Gansu and Gannan (South Gansu)
Gansu is a province located in the northwest of the People's Republic of China. It lies between Qinghai, Inner Mongolia, and the Huangtu plateaus, and borders Mongolia to the north and Xinjiang to the west. The Yellow River passes the southern part of the province. Gannan (South Gansu) is the Tibetan Autonomous Prefecture, where Lanzhou & Xiahe are located. The famous attractions are Labrang Monastery and Langmu Monastery.
Xiahe & Labrang Monastery, Gannan
is a tiny, bustling town nestles in a mountain valley at an elevation of 2,900m in Ganan Tibetan Autonomous Prefecture, southwest Gansu. The town was divided into two sections, primarily Hui (Muslim) and Han Chinese at its eastern end, changing abruptly to a Tibetan town as you climb westward to the gorgeous gilded roofs of the vast Labrang Monastery. Bent and walnut-visaged Tibetan pilgrims make you welcome on the 3km circuit around the monastery's perimeter.
It is not just the amazing sights of the Labrang Monastery and the Sangke Grassland that will enamour you with Xiahe, but also the vibrant atmosphere. The locals and nomads in the village live a laid-back lifestyle. The population here is made up of 45% Tibetan, 45% Han and 10% Hui, making this a good place to behold monks in bright purple, yellow and red, nomads clad in sheepskins, and the Hui Muslims with skull caps and wispy beards. The town is also a thoroughfare for inbound pilgrims from Qinghai and Tibet.

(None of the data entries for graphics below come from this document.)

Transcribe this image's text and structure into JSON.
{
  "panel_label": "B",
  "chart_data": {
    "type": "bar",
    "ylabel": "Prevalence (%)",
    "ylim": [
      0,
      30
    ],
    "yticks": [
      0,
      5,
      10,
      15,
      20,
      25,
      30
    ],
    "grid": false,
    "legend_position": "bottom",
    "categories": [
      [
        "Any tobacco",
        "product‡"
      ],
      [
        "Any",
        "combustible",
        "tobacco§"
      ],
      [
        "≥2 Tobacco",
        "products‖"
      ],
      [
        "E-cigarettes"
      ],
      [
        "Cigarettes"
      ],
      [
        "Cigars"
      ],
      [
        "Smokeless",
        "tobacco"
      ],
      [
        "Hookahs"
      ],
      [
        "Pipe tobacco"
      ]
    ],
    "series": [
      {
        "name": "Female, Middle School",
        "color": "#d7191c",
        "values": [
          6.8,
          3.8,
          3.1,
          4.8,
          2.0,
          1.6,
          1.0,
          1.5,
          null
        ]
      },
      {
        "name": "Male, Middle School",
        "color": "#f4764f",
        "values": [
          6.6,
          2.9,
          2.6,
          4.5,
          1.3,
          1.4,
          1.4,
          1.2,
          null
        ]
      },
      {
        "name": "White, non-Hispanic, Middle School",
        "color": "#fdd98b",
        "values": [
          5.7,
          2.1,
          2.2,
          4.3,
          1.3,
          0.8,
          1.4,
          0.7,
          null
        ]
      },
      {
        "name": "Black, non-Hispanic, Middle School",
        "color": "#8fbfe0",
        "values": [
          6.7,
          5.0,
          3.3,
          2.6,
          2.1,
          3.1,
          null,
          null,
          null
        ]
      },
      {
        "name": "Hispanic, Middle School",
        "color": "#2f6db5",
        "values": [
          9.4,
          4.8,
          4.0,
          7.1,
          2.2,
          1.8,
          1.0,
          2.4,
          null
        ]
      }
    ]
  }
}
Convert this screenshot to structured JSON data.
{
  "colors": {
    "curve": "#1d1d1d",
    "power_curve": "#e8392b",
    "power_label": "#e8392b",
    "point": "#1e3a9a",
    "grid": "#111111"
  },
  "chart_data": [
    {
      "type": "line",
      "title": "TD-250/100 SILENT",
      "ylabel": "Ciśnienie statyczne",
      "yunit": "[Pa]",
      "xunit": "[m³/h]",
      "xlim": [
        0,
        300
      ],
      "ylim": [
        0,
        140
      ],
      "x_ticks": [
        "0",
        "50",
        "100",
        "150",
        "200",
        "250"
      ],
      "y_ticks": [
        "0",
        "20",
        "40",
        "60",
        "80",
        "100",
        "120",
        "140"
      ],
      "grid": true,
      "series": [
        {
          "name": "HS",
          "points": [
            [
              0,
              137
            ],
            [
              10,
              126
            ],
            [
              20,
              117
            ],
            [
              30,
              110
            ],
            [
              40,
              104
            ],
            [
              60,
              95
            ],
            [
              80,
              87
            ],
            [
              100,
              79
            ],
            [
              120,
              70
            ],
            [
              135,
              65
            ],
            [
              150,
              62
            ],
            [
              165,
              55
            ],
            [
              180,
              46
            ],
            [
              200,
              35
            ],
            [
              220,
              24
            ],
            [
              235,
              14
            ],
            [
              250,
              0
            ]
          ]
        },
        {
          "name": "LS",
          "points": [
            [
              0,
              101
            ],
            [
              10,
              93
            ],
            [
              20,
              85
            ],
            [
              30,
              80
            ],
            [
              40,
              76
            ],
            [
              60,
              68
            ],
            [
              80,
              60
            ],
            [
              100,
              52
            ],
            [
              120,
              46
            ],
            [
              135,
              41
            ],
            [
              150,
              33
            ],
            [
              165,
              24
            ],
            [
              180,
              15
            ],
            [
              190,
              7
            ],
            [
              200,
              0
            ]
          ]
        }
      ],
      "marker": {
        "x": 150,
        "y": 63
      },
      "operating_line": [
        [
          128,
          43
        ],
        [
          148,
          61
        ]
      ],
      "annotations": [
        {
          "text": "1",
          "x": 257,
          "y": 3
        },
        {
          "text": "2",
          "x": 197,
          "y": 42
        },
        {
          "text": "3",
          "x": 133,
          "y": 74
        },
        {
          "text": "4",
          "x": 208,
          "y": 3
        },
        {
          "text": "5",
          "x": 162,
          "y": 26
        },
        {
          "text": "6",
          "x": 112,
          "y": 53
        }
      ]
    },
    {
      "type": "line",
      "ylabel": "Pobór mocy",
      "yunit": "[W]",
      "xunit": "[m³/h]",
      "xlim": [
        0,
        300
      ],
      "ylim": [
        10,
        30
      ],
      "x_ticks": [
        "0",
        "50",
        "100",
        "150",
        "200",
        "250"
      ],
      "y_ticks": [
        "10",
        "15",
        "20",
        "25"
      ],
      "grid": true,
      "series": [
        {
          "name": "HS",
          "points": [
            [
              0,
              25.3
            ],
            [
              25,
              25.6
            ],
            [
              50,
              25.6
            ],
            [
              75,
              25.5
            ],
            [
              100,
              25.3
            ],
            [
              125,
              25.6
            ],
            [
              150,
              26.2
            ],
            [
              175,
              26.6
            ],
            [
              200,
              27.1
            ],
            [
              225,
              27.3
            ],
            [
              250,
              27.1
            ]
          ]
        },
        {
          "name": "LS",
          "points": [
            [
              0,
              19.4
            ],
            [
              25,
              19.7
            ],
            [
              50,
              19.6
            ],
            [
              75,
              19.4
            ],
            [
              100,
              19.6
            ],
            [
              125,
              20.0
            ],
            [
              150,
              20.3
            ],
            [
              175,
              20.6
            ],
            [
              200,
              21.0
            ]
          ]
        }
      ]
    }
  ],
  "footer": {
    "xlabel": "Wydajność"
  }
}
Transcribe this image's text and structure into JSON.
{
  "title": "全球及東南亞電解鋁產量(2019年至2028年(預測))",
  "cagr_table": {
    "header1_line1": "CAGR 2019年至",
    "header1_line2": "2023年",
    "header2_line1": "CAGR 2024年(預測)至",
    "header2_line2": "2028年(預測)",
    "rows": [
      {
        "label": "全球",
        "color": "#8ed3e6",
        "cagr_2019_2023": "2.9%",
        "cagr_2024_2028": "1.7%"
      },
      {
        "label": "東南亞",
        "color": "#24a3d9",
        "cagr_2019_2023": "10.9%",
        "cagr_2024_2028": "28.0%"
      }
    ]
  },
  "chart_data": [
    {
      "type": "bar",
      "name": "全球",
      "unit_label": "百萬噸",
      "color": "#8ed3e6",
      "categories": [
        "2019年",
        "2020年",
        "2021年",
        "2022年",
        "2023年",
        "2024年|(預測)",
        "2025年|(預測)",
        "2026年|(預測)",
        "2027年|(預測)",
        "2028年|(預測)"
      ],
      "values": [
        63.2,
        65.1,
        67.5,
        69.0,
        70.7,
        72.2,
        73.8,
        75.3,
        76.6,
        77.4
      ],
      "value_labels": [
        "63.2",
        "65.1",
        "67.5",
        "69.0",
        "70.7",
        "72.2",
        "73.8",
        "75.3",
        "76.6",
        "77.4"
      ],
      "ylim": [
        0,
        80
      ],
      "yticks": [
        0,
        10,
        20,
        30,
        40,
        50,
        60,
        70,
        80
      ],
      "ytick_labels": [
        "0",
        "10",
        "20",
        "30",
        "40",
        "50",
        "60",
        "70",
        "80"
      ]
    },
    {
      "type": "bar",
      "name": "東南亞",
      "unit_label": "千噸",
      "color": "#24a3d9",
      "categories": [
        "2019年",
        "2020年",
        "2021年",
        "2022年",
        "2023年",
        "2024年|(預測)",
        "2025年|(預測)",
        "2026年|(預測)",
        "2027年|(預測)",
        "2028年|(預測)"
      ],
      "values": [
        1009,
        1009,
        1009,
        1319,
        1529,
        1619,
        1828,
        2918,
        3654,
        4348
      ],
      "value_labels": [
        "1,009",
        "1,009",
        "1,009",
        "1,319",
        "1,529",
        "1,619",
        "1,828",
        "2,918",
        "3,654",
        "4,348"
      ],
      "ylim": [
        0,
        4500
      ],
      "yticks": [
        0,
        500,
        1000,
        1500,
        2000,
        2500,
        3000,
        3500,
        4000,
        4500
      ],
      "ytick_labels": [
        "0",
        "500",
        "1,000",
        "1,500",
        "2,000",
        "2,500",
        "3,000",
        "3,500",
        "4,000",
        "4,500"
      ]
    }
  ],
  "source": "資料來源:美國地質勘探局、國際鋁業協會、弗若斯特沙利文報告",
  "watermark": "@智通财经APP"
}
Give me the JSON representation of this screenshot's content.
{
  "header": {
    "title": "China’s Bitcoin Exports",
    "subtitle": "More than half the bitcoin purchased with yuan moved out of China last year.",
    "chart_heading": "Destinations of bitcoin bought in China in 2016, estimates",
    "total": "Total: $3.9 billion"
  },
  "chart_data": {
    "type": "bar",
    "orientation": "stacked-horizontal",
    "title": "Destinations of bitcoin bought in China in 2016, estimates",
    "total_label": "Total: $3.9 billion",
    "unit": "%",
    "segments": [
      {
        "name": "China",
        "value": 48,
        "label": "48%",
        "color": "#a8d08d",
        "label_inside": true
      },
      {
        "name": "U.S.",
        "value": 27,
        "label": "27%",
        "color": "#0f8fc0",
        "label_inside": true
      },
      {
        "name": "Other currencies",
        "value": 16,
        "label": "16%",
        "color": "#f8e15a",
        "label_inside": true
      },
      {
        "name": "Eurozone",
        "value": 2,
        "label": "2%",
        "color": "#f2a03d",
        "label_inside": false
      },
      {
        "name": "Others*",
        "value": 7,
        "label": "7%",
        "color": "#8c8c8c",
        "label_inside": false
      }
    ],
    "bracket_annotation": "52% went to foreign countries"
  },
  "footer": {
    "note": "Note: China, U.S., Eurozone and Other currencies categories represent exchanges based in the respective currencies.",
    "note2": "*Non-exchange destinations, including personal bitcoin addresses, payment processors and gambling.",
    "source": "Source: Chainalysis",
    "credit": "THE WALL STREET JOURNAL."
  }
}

Located in the southern part of Gansu, part of the traditional Tibetan province of Amdo. It is one of the six major monasteries of the Gelukpa tradition of Tibetan Buddhism in Tibet, and the most important one in Amdo. Built in 1710, it is headed by the Jamyang-zhaypa. It has 6 dratsang (colleges), and houses over sixty thousand religious texts and other works of literature as well as other cultural artifacts.
Langmu Monastery -- quiet and picturesque paradise
In Langmu, in the south of Gansu, there is a monastery which is divided into two parts by the Bailongjiang River, one half belonging to Sichuan and the other to Gansu. It has two Tibetan monasteries and two schools. The Tibetans who live in Langmu Monastery share the living habits in daily life and often also the religious activities. Langmu means “fairy” in Tibetan language. The Monastery got its name because inside the cave there is a rock bearing the resemblance of a beautiful young lady which was believed to be a transformation of a fairy. Langmusi is an ideal destination for the backpackers, quiet and picturesque.